Fortunately, my anxiety was never too intense where it interfered with tasks that I’d planned to execute the next day. That is, until my fears were realized when I lost my mother suddenly to cancer in 2014. Experiencing a traumatic life event of that magnitude catapulted my fear, panic, worry and anxiety to new heights. Since that point, my anxiety has been at an all-time high and I do find great difficulty in facing the days ahead. Not only am I worried that those horrible feelings of anxiety and dread are going to make their daily debut, but I am also anxious for what could possibly be lurking around the corner.

The prevalence of worry, panic and anxiety are significant; but they are not well understood. Individuals who are ignorant to these disorders believe that controlling your thoughts and emotions is as simple as flipping an on/off switch. Before I was able to properly identify and label what I experience to be anxiety, I too believed that the aforementioned was an easy and reasonable task. Sadly, living this type of existence is anything but reasonable. There are also many individuals (specifically in the black community) who suffer in silence. There is insignificant mental health awareness and a huge stigma placed upon those who struggle through these setbacks.

For many years now, I have been in search of what I like to call a panic room (safe room). It is so important for those who suffer from panic and anxiety to have a sanctuary to openly express and face their fears. I have tried counseling and therapy and I personally did not find these tools to be the most helpful. Many therapists that I have spoken to always try to prescribe me pills such as Xanax and Paxil. Although slightly effective, I often view measures like medication as being a temporary fix. It is my belief that if you really want to overcome fear and anxiety- one must discover the cause and pluck it up by the root. Medication is only useful at smothering the symptoms that accompany these disorders.

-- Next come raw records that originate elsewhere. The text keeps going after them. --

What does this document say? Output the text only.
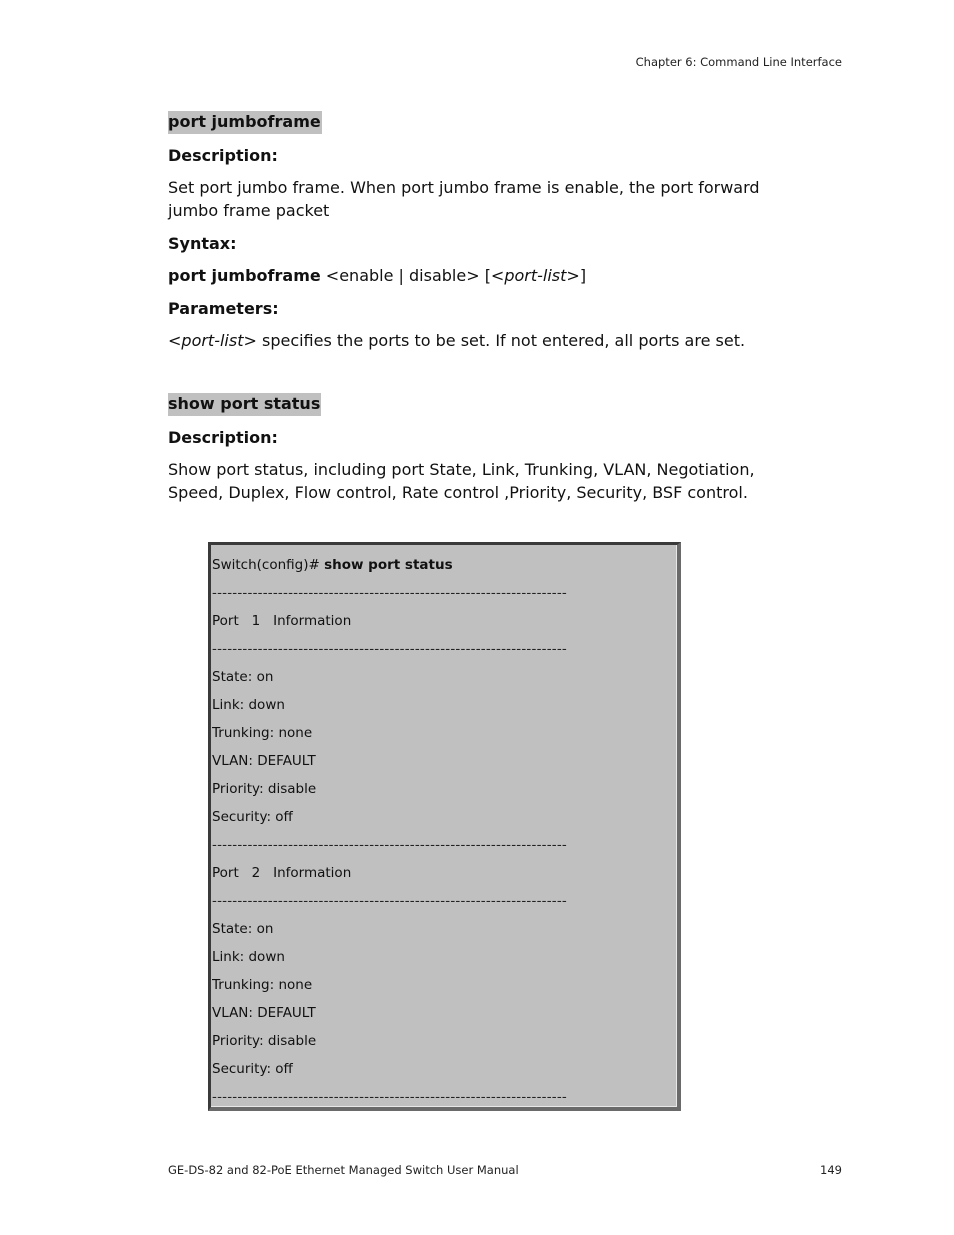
Chapter 6: Command Line Interface
port jumboframe
Description:
Set port jumbo frame. When port jumbo frame is enable, the port forward jumbo frame packet
Syntax:
port jumboframe <enable | disable> [<port-list>]
Parameters:
<port-list> specifies the ports to be set. If not entered, all ports are set.
show port status
Description:
Show port status, including port State, Link, Trunking, VLAN, Negotiation, Speed, Duplex, Flow control, Rate control ,Priority, Security, BSF control.
Switch(config)# show port status
----------------------------------------------------------------------
Port   1   Information
----------------------------------------------------------------------
State: on
Link: down
Trunking: none
VLAN: DEFAULT
Priority: disable
Security: off
----------------------------------------------------------------------
Port   2   Information
----------------------------------------------------------------------
State: on
Link: down
Trunking: none
VLAN: DEFAULT
Priority: disable
Security: off
----------------------------------------------------------------------
GE-DS-82 and 82-PoE Ethernet Managed Switch User Manual	149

However, if you are an individual who finds the use of medication therapy beneficial, I encourage you to continue. But these days, I find my peace and sanctuary through prayer and meditation. I am a highly spiritual person and find much solace and relief through the power of prayer. My war room has literally become my panic room and I battle against the grappling chains of fear and anxiety daily. Since faith requires you to speak things as though they were, I am confident in saying that this war has already been won. And, even though it is still a constant fight in the physical realm, my spirit triumphs in the victory that is soon to come.

To anyone who is suffering from anxiety, you do not have to suffer alone. It is okay to say it, see it, and then seek help for it. The essence of worry stems from obsessing about the past and being fearful about the future. Life is not designed for us to walk through it holding our breath. So I encourage you to be hopeful, stay present, and just BREATHE. You really can conquer anything.